In life we encounter many stories. Some are comic, some are tragic. Some stories are like our own in many ways. Others are similar, yet different from our own in ways that intrigue.
Then there are the stories that are so unique that they hold us spellbound.
Encountering stories like this can actually change us in ways that shape the rest of our personal narrative. Such is the story of Dr. Susan Cernyak-Spatz.
Susan is a Holocaust survivor. She lived through the horrors of Theresienstadt, Auschwitz-Birkenau, and Ravensbrück. After Liberation, Dr. Spatz could have spent the next few years quietly recovering from her trauma. Instead, she worked for the American Counter Intelligence Corps and the British Military Government as an interpreter. She married an American GI and moved to the U.S. on July 4, 1946. In 2005, Dr. Spatz wrote all the details of her story in her autobiography: Protective Custody: Prisoner 34042.

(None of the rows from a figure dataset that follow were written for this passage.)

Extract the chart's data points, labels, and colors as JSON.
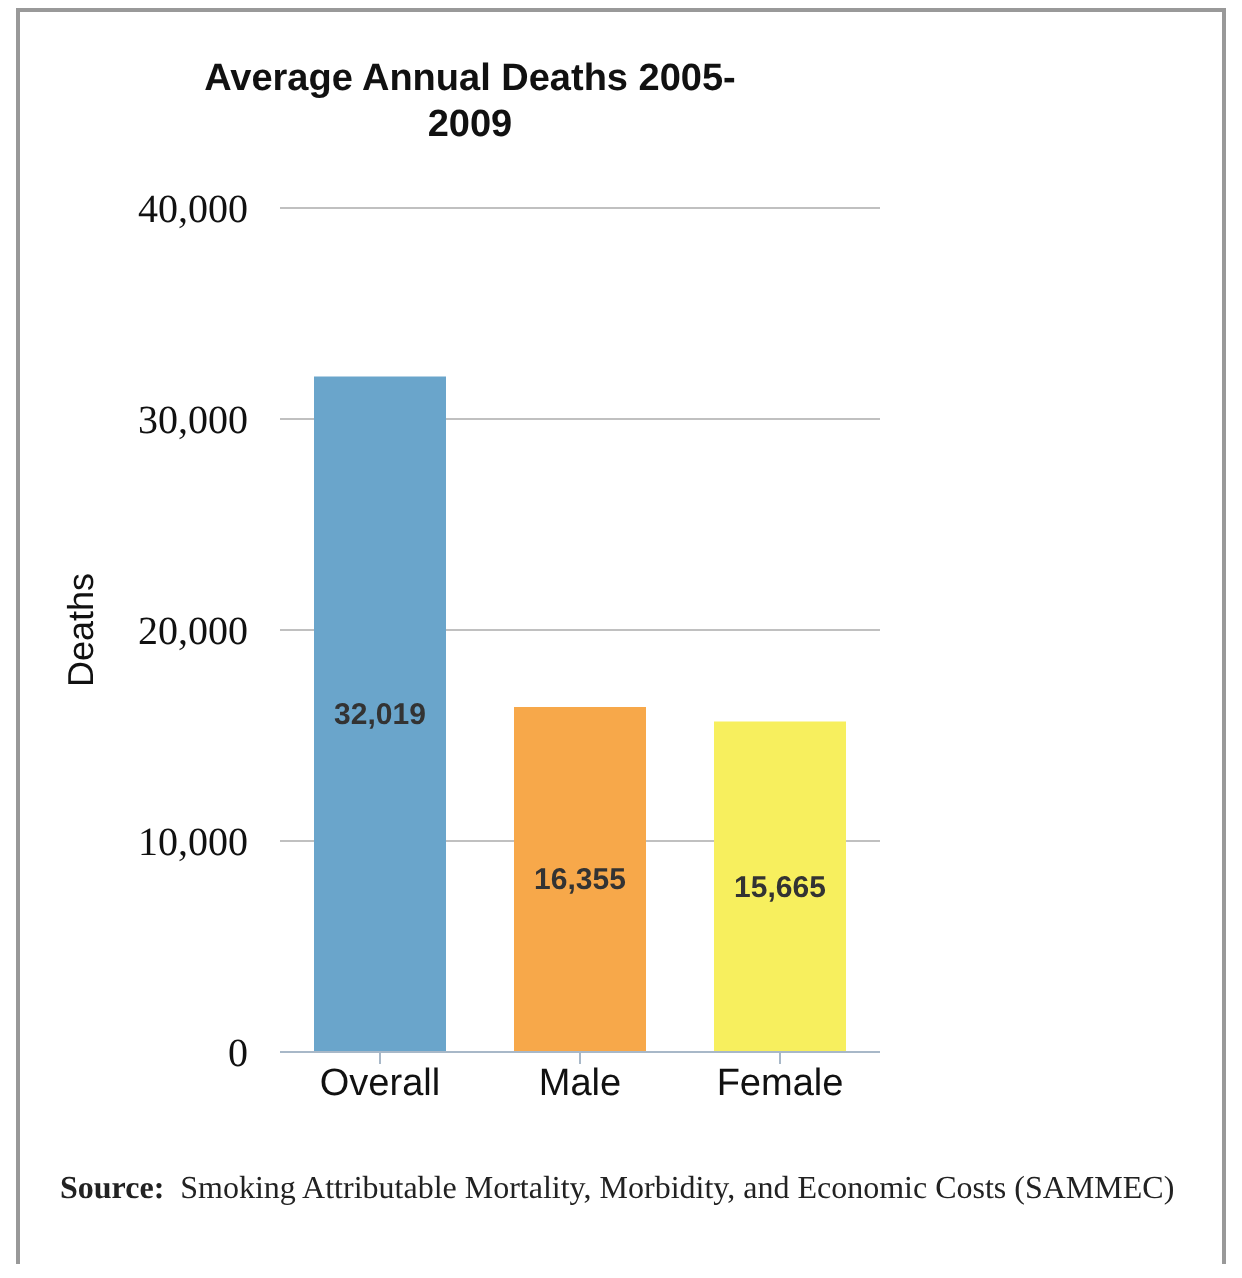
{
  "chart_data": {
    "type": "bar",
    "title": "Average Annual Deaths 2005-2009",
    "ylabel": "Deaths",
    "categories": [
      "Overall",
      "Male",
      "Female"
    ],
    "values": [
      32019,
      16355,
      15665
    ],
    "colors": [
      "#6aa5cb",
      "#f7a84a",
      "#f7ef5e"
    ],
    "ylim": [
      0,
      40000
    ],
    "yticks": [
      {
        "value": 0,
        "label": "0"
      },
      {
        "value": 10000,
        "label": "10,000"
      },
      {
        "value": 20000,
        "label": "20,000"
      },
      {
        "value": 30000,
        "label": "30,000"
      },
      {
        "value": 40000,
        "label": "40,000"
      }
    ],
    "grid": "y",
    "value_labels": [
      "32,019",
      "16,355",
      "15,665"
    ],
    "legend": false,
    "annotations": [
      "Source: Smoking Attributable Mortality, Morbidity, and Economic Costs (SAMMEC)"
    ]
  }
}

Charles LaBorde encountered this story and was moved to write an original play. You are invited to come and listen to a dramatic reading of this play at the Second Anniversary celebration of the Stan Greenspon Center for Peace and Social Justice on December 13, 2018 beginning at 7:00 pm in the Belk Chapel at Queens University. This will be an evening to hear an incredible story, to recognize the importance of and honor the more than three dozen Charlotte area Holocaust survivors, and to celebrate the success of the Greenspon Center’s first two years.